Pengaruh Sistem Pemerintahan Terhadap Kinerja Birokrasi

Pengaruh sistem pemerintahan parlementer ataupun presidensil terjadi pada performa kerja suatu birokrasi, yang terutama di Negara-negara demokratis tidak lepas begitu saja dari proses pemilihan pejabat publik yang dihasilkan. Legitimasi atas keberhasilan suatu Pemilihan Umum, sebagai missal, sangat menentukan kontribusi masyarakat atas pejabat-pejabat publik yang nantinya duduk di struktur birokrasi. Ini kemudian juga berafiliasi dengan jenis sistem pemerintahan yang dianut atau diatur konstitusi suatu Negara. Potret Indonesia


Pada bagian-bagian awal telah dipaparkan, dilema dasar dari kekerabatan demokrasi dan birokrasi yaitu melaksanakan harmonisasi antara paradoks-paradoks yang dikandungnya. Demokrasi menghendaki keterbukaan, kompetisi, pelibatan seluruh warganegara, sementara birokrasi menghendaki efektivitas, hirarki keputusan, dan keketatan.

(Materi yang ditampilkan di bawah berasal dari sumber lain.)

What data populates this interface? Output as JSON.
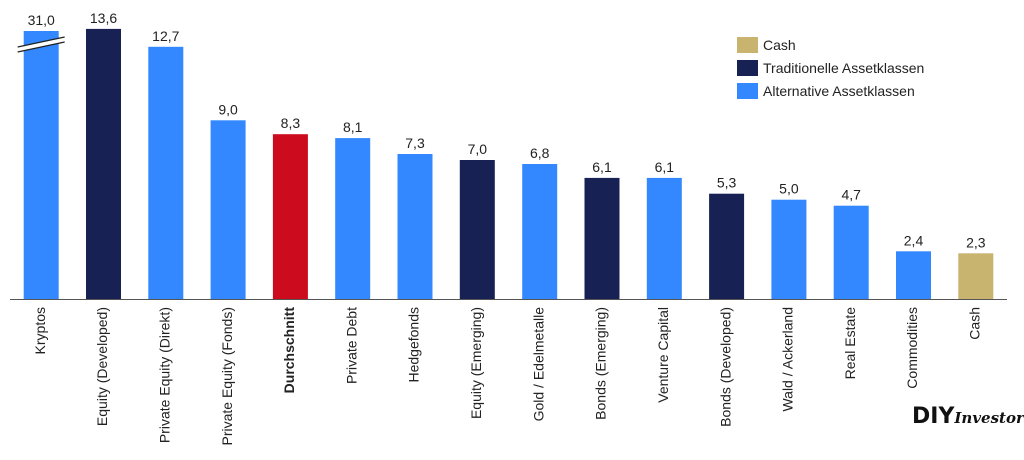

Di dunia, dikenal 2 jenis sistem pemerintahan yang banyak dipakai: Presidensil dan Parlementer. Dalam sistem Presidensil, Presiden yaitu kepala pemerintahan. Ia dipilih pribadi dari suatu Pemilu. Pasca pemilu selesai dan menang, kemudian presiden mempunyai hak prerogative untuk menyusun kabinet menteri dan menjalankan birokrasi. Partai-partai yang kalah biasanya membentuk oposisi di tingkat dewan legislatif guna mengkritisi kebijakan-kebijakan yang dijalankan presiden dari partai yang menang. Sementara, anggota dewan legislatif dari partai yang menang relative menggalang kontribusi bagi kebijakan presiden dari partai mereka.

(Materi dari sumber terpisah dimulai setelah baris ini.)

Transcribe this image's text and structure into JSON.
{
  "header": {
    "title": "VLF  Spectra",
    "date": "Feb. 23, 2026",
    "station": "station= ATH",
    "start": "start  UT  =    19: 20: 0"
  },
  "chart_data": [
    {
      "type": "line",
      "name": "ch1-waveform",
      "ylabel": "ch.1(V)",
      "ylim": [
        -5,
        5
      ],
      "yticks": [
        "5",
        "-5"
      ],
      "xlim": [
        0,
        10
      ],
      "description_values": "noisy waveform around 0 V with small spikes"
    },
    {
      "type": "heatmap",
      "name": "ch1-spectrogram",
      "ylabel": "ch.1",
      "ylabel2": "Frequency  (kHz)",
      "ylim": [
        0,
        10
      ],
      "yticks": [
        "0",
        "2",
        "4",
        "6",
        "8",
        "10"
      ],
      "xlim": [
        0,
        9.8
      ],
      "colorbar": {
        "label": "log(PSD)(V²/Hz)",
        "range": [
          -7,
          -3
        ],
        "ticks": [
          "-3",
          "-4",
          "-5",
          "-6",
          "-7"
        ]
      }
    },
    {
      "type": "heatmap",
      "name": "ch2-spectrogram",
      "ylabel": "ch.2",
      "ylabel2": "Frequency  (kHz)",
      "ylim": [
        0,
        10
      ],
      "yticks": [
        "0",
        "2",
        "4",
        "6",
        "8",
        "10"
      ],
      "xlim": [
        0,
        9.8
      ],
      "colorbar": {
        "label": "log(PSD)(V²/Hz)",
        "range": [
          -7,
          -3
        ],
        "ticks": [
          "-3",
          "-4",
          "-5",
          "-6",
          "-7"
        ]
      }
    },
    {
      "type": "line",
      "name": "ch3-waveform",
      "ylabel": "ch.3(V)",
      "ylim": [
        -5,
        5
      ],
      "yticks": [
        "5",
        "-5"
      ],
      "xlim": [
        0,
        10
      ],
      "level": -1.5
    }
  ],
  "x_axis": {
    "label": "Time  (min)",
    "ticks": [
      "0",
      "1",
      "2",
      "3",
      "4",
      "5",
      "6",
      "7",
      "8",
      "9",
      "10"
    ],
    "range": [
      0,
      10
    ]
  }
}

Dalam sistem parlementer persoalannya berbeda. Dari satu pemilu sudah termaktub terang komposisi perolehan dingklik di parlemen. Pemimpin dari partai yang menang biasanya otomatis menjadi Perdana Menteri. Perdana Menteri ini menjadi kepala pemerintahan. Namun, ia tidak sanggup “leluasa” menentukan anggota kabinet menterinya. Ia harus memperhatikan komposisi suara. Semakin besar perolehan bunyi suara partai, semakin banyak “jatah” dingklik menteri yang didapat suatu partai akseptor pemilu. Kerumitan ini pun ditambah sebagian partai yang menyatakan diri selaku oposisi.

Di antara dua model ini (parlementer dan presidensil), juga terdapat sejumlah varian yang disebut hybrid (semi-parlementer atau semi-presidensil). Model hybrid ini biasanya diterapkan untuk mengatasi sejumlah kebuntuan kekerabatan legislatif-eksekutif dalam sistem presidensil ataupun demi pembentukan pemerintahan yang lebih efektif dalam sistem parlementer. Indonesia, yang meski konstitusinya menganut sistem presidensil pada prakteknya yaitu semi-parlementer. Ini jawaban fragmentasi partai politik yang menyebar sehingga satu partai pemenang pemilu tidak menguasai 50 plus 1 dingklik di parlemen.

Akibat tidak menguasai parlemen, partai pemenang pemilu lakukan koalisi. Ini guna mengefektifkan proses pengesahan undang-undang yang diajukan presiden di legislatif. Sebagai kompensasisnya, partai yang diajak koalisi meminta sejumlah syarat, contohnya “jatah” di kementerian.

Jadi, kendati di sistem presidensil presiden punya hak prerogative menentukan menteri, ini menjadi tidak berlaku tatkala bunyi partai presiden bukanlah dominan 50 plus satu di parlemen. Kabinet yang meritokrasi tidaklah sanggup diwujudkan oleh lantaran belum tentu calon menteri yang diajukan partai akseptor koalisi yaitu expert di bidang kedepartemenannya. Menteri-menteri inilah yang nantinya menjalankan roda birokrasi harian Negara.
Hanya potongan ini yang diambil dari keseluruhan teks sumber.